UPDATESULSEL.NEWS – Peraturan Menteri Pendidikan, Kebudayaan, Riset, dan Teknologi (Permendikbud Ristek) Nomor 30 Tahun 2021, tentang Tentang Pencegahan dan Penanganan Kekerasan Seksual (PPKS) di Lingkungan Perguruan Tinggi sedang menjadi kontroversi, karena dinilai mengakomodir pembiaran praktik perzinaan di kampus.

Pelaksana tugas (Plt) Direktur Jenderal Pendidikan Tinggi, Riset, dan Teknologi, Nizam membantah tudingan yang menyebut aturan itu melegalkan praktik perzinaan di kampus. Dia menegaskan, tak ada satu pun keredaksian yang berbunyi soal melegalkan zina.

“Tidak ada satu pun ayat dalam Permendikbud Ristek (PPKS) yang melegalkan perzinaan,” kata Nizam kepada Limapagi, Rabu, 10 November 2021.

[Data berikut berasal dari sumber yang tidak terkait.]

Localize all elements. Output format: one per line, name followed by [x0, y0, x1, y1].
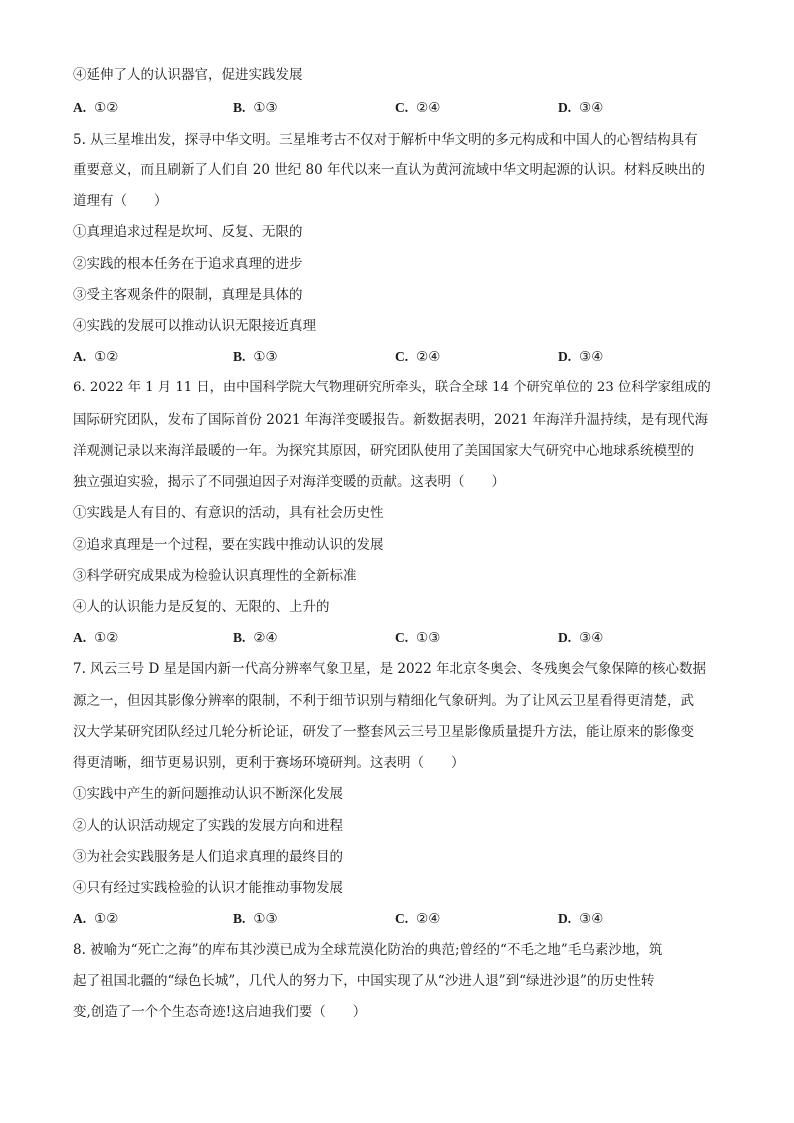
answer-options: [73, 909, 733, 929]
item-text: ②人的认识活动规定了实践的发展方向和进程: [73, 818, 343, 834]
item-text: ②追求真理是一个过程，要在实践中推动认识的发展: [73, 537, 384, 553]
item-text: ④延伸了人的认识器官，促进实践发展: [73, 67, 303, 83]
option-c[interactable]: C. ②④: [395, 349, 441, 365]
question-stem: 源之一，但因其影像分辨率的限制，不利于细节识别与精细化气象研判。为了让风云卫星看得更清楚，武: [73, 693, 694, 709]
question-stem: 国际研究团队，发布了国际首份 2021 年海洋变暖报告。新数据表明，2021 年海洋升温持续，是有现代海: [73, 412, 709, 428]
option-b[interactable]: B. ①③: [233, 349, 278, 365]
answer-options: [73, 98, 733, 118]
answer-options: [73, 347, 733, 367]
option-b[interactable]: B. ①③: [233, 100, 278, 116]
answer-options: [73, 628, 733, 648]
option-a[interactable]: A. ①②: [73, 630, 119, 646]
option-d[interactable]: D. ③④: [558, 630, 604, 646]
question-stem: 6. 2022 年 1 月 11 日，由中国科学院大气物理研究所牵头，联合全球 14 个研究单位的 23 位科学家组成的: [73, 380, 711, 395]
option-a[interactable]: A. ①②: [73, 911, 119, 927]
question-stem: 得更清晰，细节更易识别，更利于赛场环境研判。这表明（ ）: [73, 755, 465, 771]
option-b[interactable]: B. ①③: [233, 911, 278, 927]
item-text: ④人的认识能力是反复的、无限的、上升的: [73, 599, 330, 615]
question-stem: 变,创造了一个个生态奇迹!这启迪我们要（ ）: [73, 1004, 367, 1020]
option-d[interactable]: D. ③④: [558, 911, 604, 927]
option-d[interactable]: D. ③④: [558, 349, 604, 365]
item-text: ③科学研究成果成为检验认识真理性的全新标准: [73, 568, 357, 584]
item-text: ③受主客观条件的限制，真理是具体的: [73, 287, 303, 303]
option-b[interactable]: B. ②④: [233, 630, 278, 646]
option-c[interactable]: C. ②④: [395, 100, 441, 116]
question-stem: 5. 从三星堆出发，探寻中华文明。三星堆考古不仅对于解析中华文明的多元构成和中国人的心智结构具有: [73, 132, 698, 148]
option-a[interactable]: A. ①②: [73, 100, 119, 116]
question-stem: 7. 风云三号 D 星是国内新一代高分辨率气象卫星，是 2022 年北京冬奥会、冬残奥会气象保障的核心数据: [73, 661, 707, 677]
option-d[interactable]: D. ③④: [558, 100, 604, 116]
option-a[interactable]: A. ①②: [73, 349, 119, 365]
question-stem: 洋观测记录以来海洋最暖的一年。为探究其原因，研究团队使用了美国国家大气研究中心地球系统模型的: [73, 443, 694, 459]
question-stem: 重要意义，而且刷新了人们自 20 世纪 80 年代以来一直认为黄河流域中华文明起源的认识。材料反映出的: [73, 162, 706, 178]
item-text: ④只有经过实践检验的认识才能推动事物发展: [73, 880, 343, 896]
question-stem: 8. 被喻为“死亡之海”的库布其沙漠已成为全球荒漠化防治的典范;曾经的“不毛之地”毛乌素沙地，筑: [73, 942, 663, 958]
question-stem: 起了祖国北疆的“绿色长城”，几代人的努力下，中国实现了从“沙进人退”到“绿进沙退”的历史性转: [73, 973, 655, 989]
item-text: ①实践是人有目的、有意识的活动，具有社会历史性: [73, 505, 384, 521]
item-text: ①实践中产生的新问题推动认识不断深化发展: [73, 786, 343, 802]
option-c[interactable]: C. ①③: [395, 630, 441, 646]
item-text: ②实践的根本任务在于追求真理的进步: [73, 256, 303, 272]
item-text: ①真理追求过程是坎坷、反复、无限的: [73, 224, 303, 240]
question-stem: 汉大学某研究团队经过几轮分析论证，研发了一整套风云三号卫星影像质量提升方法，能让原来的影像变: [73, 724, 694, 740]
question-stem: 独立强迫实验，揭示了不同强迫因子对海洋变暖的贡献。这表明（ ）: [73, 474, 505, 490]
item-text: ③为社会实践服务是人们追求真理的最终目的: [73, 849, 343, 865]
question-stem: 道理有（ ）: [73, 193, 168, 209]
option-c[interactable]: C. ②④: [395, 911, 441, 927]
item-text: ④实践的发展可以推动认识无限接近真理: [73, 318, 316, 334]
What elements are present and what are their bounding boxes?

Nizam menegaskan, terbitnya Permendikbud Ristek Nomor 30 Tahun 2021 untuk pencegahan dan penindakan praktik kekerasan seksual di kampus.

Ia pun meminta agar Permendikbud Ristek ini tidak dipelintir, sehingga menimbulkan persepsi liar yang keluar dari ruang lingkup atau esensi diterbitkannya peraturan itu.

“Permendikbud tersebut fokusnya mencegah dan menangani kekerasan seksual di lingkungan perguruan tinggi. Tidak mengatur di luar hal tersebut. Jadi mohon tidak dimaknai di luar lingkup pengaturan tersebut,” ujar Nizam.

Sementara itu, Dekan Fakultas Syariah dan Hukum UIN Jakarta, A. Tholabi Kharlie mengatakan, di dalam Permendikbud Ristek PPKS ini terdapat norma yang justru menimbulkan persoalan baru terkait dengan penormaan. Hal tersebut yang kemudian menimbulkan reaksi publik yang cukup luas.

“Definsi kekerasan seksual yang tertuang di Pasal 5 ayat (2) huruf b, f, g, h, l, m secara terang-terangan menginstrodusir tentang konsep concent atau voluntary agreement, persetujuan aktivitas seks yang tidak dipaksakan. Dalam konteks norma yang dimaksud adalah larangan melakukan perbuatan seks tanpa persetujuan korban,” Kata Tholabi dalam keterangannya.

Di norma berikutnya, lanjut Tholabi, yakni di Pasal 5 ayat (3) membuat kategorisasi tidak legalnya persetujuan aktivitas seks sebagaimana disebutkan di Pasal 5 ayat (2) bila korban dalam keadaan belum dewasa, di bawah tekanan, di bawah pengaruh obat-obatan, tidak sadar, kondisi fisik/psikologis yang rentan, lumpuh sementara atau mengalami kondisi terguncang.

“Konsepsi concent diadopsi penuh dalam belied ini. Di sini letak krusialnya,” Kata Tholabi.